Barron’s has written favorably on the fund as a way to get Ackman’s services at a discounted price. One fan is Eric Boughton, a co-manager of the Matisse Discounted Closed-End Fund Strategy mutual fund (MDCEX), whose top holdings include the Pershing Square fund.
Boughton points to the fund’s performance of 25% annually in the five years ending in 2022, against 9% for the S&P 500 . Ackman has scored with some derivatives bets including one last year that had a big payoff as rates rose.
“Concentrated positions and large amounts of capital invested in each name provide leverage to any successful engagements and increase the odds for success,” Boughton tells Barron’s in an email.
The fund holds just 10 stocks and Ackman focused on what he considers to be durable growth companies like Lowe’
s (LOW), Restaurant Brands International (QSR), Chipotle Mexican Grill (CMG), Hilton Worldwide Holdings (HLT), and Howard Hughes (HHC).
Ackman regularly takes to Twitter to address a range of financial and other issues, and like Elon Musk, Ackman has said he would continue to do so regardless of whatever controversy it causes.
The fund has sought to address the discount by repurchasing shares. Buybacks totaled about 4% of total shares last year. There now are about 190 million shares outstanding.
“We have no interest in raising equity capital, but relish the opportunity to buy back shares at 30+% discounts to NAV,” Ackman wrote in his year-end shareholder letter.
He lamented that the buybacks have had a limited effect.
“We continue to believe, and our experience to date has demonstrated, that even an aggressive share repurchase program will not cause the discount to narrow. That said, if the above criteria are met, share buybacks can be a useful and value-creating opportunistic tool for PSH.”
He has held out the prospect of a “potential transformational transaction that would enable PSH to become part of a U.S. listed company (which would not necessarily require that we give up our UK and Amsterdam listings and which would greatly increase the universe of investors who can own PSH).”
There has been speculation that such a deal might involve Howard Hughes in which Pershing Square holds a 30%-plus stake. But the rules governing any combination of with a U.S. company are tricky, and might complicate Pershing Square Holdings’s structure and not do a lot to narrow the discount.
There are a couple reasons for the discount.

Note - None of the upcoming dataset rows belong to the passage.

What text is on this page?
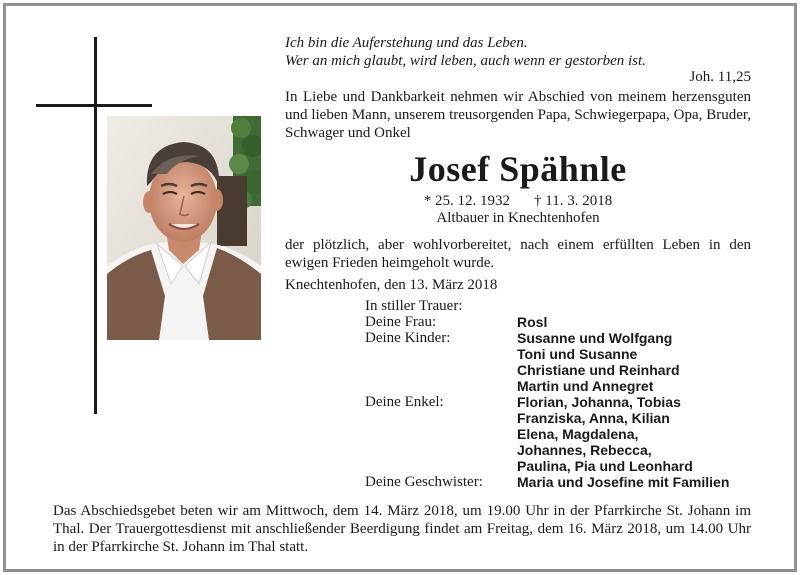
Ich bin die Auferstehung und das Leben.
Wer an mich glaubt, wird leben, auch wenn er gestorben ist.
Joh. 11,25
In Liebe und Dankbarkeit nehmen wir Abschied von meinem herzensguten und lieben Mann, unserem treusorgenden Papa, Schwiegerpapa, Opa, Bruder, Schwager und Onkel
Josef Spähnle
* 25. 12. 1932 † 11. 3. 2018
Altbauer in Knechtenhofen
der plötzlich, aber wohlvorbereitet, nach einem erfüllten Leben in den ewigen Frieden heimgeholt wurde.
Knechtenhofen, den 13. März 2018
In stiller Trauer:
Deine Frau:	Rosl
Deine Kinder:	Susanne und Wolfgang
Toni und Susanne
Christiane und Reinhard
Martin und Annegret
Deine Enkel:	Florian, Johanna, Tobias
Franziska, Anna, Kilian
Elena, Magdalena,
Johannes, Rebecca,
Paulina, Pia und Leonhard
Deine Geschwister:	Maria und Josefine mit Familien
Das Abschiedsgebet beten wir am Mittwoch, dem 14. März 2018, um 19.00 Uhr in der Pfarrkirche St. Johann im Thal. Der Trauergottesdienst mit anschließender Beerdigung findet am Freitag, dem 16. März 2018, um 14.00 Uhr in der Pfarrkirche St. Johann im Thal statt.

Ackman owns over 20% of the fund, thus preventing potential activists from targeting it and trying to turn it into an open-end fund.
And the fund charges stiff fees of 1.5% annually and 16% of profits subject to a high-water mark—the fund needs to rise about 5% to start earning that incentive fee.
By contrast, Scottish Mortgage Trust
(SMT LN), a larger U.K.-based closed-end fund focused on growth stocks like Tesla and ASML , levies a fee of just 0.3% annually. It is run by growth-stock manager Baillie Gifford.
Even with the outsize fees, Pershing Square Holdings looks like an appealing way for investors to align themselves with Ackman.
If the fund discount were to narrow completely, investors would get a 50%-plus return and even a move to 20% would mean a gain of about 25%.
Ackman may not be everyone’s favorite investor, but he has a strong record and a deeply discounted investment vehicle.